The farmhouse will be converted into an eight-bedroom guesthouse, with the outdoor space – the land that was purchased – used to house a large pool and an extensive garden, all as part of the same complex.
Did Abela declare the property?
This question is likely to form the basis of the Standard Commissioner’s investigation.
What is certain is that Abela did declare that he owned property in Xewkija when filing his annual declaration of assets ever since he took the helm of the country, but made no effort to disclose that the property grew significantly larger.
In fact, the properties he listed between 2019, when his first declaration of assets was filed, and the latest in 2022 remain virtually unchanged. In each, he listed an apartment and garage in Marsascala, property in Żejtun, and property in Xewkija.
The only slight change is that in his most recent declaration, Abela clarifies that the Żejtun and Marsascala properties are jointly owned (sehem indiviż).
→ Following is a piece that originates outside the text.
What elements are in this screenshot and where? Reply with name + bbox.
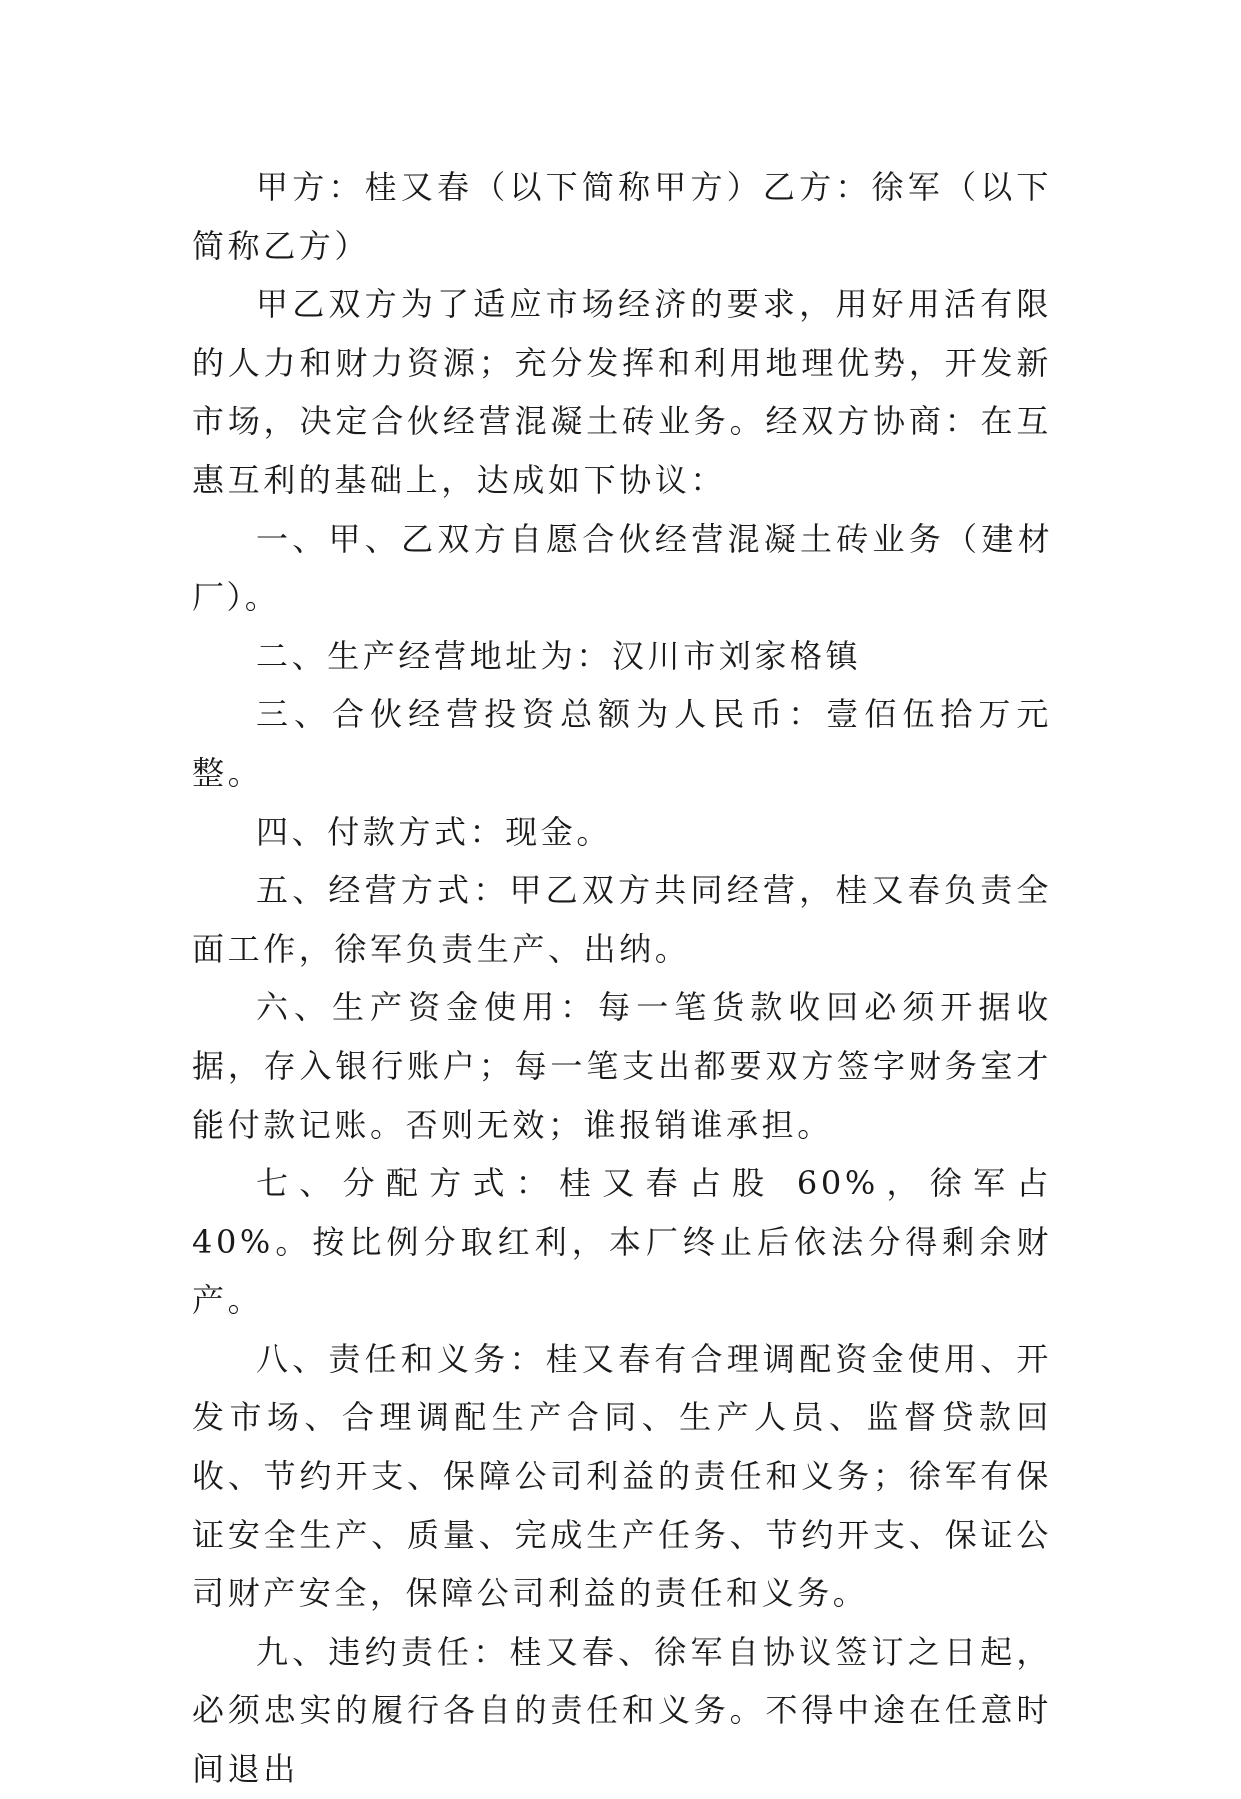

Did he need to declare each purchase separately?
Again, this is something that the Standards Commissioner will ultimately decide upon.
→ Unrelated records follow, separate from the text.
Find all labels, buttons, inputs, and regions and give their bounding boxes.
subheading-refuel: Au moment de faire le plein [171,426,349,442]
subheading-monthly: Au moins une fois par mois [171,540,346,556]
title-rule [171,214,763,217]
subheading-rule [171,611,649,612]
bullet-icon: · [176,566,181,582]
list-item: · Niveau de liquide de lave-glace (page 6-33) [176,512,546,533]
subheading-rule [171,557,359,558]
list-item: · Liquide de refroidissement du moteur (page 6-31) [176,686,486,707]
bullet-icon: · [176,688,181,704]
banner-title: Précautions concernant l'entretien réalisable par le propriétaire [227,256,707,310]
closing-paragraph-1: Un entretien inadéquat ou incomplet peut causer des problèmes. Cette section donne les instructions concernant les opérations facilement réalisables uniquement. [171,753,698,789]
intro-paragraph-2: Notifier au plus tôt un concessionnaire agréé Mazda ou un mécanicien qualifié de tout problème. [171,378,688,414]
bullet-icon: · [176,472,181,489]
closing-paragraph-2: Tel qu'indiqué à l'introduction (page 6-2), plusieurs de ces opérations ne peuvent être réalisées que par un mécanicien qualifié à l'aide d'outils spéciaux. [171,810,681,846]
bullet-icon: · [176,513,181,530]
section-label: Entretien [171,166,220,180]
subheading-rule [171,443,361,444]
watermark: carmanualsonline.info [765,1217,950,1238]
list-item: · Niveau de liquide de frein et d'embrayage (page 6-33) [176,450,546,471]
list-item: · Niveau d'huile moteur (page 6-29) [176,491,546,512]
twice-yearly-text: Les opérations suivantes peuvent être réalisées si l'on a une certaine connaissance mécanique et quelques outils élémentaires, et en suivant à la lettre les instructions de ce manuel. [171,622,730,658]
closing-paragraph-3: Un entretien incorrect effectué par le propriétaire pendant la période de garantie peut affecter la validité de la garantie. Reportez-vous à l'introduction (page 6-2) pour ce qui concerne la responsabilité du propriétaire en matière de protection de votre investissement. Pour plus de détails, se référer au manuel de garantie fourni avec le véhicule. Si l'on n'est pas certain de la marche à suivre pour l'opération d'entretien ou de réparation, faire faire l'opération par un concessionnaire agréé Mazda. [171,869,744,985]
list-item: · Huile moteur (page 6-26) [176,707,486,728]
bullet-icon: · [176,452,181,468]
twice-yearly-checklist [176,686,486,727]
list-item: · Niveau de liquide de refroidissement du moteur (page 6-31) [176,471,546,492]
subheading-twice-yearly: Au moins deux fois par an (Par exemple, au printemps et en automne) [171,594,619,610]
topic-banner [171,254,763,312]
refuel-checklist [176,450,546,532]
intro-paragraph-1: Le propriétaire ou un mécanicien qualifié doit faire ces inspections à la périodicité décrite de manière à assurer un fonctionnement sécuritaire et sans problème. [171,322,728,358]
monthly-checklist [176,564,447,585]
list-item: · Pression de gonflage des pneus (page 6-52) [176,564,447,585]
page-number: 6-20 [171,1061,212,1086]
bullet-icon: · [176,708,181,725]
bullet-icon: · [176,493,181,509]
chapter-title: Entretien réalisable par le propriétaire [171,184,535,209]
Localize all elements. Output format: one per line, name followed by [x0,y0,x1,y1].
Cabinet guidelines on the matter are rather vague.
The Cabinet’s Manual of Procedures, which lays out how Cabinet members are to declare their personal wealth simply instructs ministers to declare “immoveable property that is the Minister’s property or upon which the Minister has some type of title”, together with other financial assets and income.
They also need to declare properties owned by their spouses if this property is part of their community of assets, that is, if the couple haven’t agreed to keep their assets separate from one another.
The manual does not specifically state that additions to a property need to be declared, nor does it instruct Cabinet members to also list the value of the properties they own. Had such a requirement been in place, Abela would have had to list that his Xewkija property had increased in value following the purchase of new land.
Abela’s declaration of assets is not too dissimilar to that of many other members of Cabinet.
Some choose to provide more detail (Ian Borg lists the date when each of his properties was acquired, for instance, while Clint Camilleri gives a thorough breakdown of all his properties). But many others are just as vague, simply listing the locality in which their property is located.
The property has ‘one address’: OPM
Replying to Times of Malta‘s questions, a Prime Minister spokesperson said that the property “has one address” and that it is “correctly indicated in the declaration of assets and fulfils the requirements of these declarations”.
The spokesperson said that after the report to the Standards Commissioner, proceedings “should be allowed to take their course”.
“It has unfortunately become standard practice to inundate this Office with vexatious and frivolous complaints, owing to the currently applicable law which allows the filing of such baseless complaints”, the spokesperson added.
The spokesperson did not specifically address questions about how the land purchases were paid for, simply saying that the relevant information related to the properties is “already in the public domain”, including in publicly available deeds.
When asked about the issue last week, Abela said that the purchases were carried out by cheque, seemingly confirming reports that they were paid for through Lydia Abela’s account.
Verdict
The Xewkija property owned by Robert and Lydia Abela was originally three separate, distinct properties owned by three different owners.
One of the properties – a farmhouse – was purchased by Robert and Lydia Abela in 2010. The other two are unbuilt fields right behind the farmhouse that they purchased years later.
All three properties are connected and have been incorporated into a single property, with a single address. Development plans show that the fields will be transformed into a garden and pool area.
Cabinet rules say that members of Cabinet need to declare the property they own, but do not clearly spell out whether additions to the property need to be declared. Nor do they say that the value of the property needs to be listed.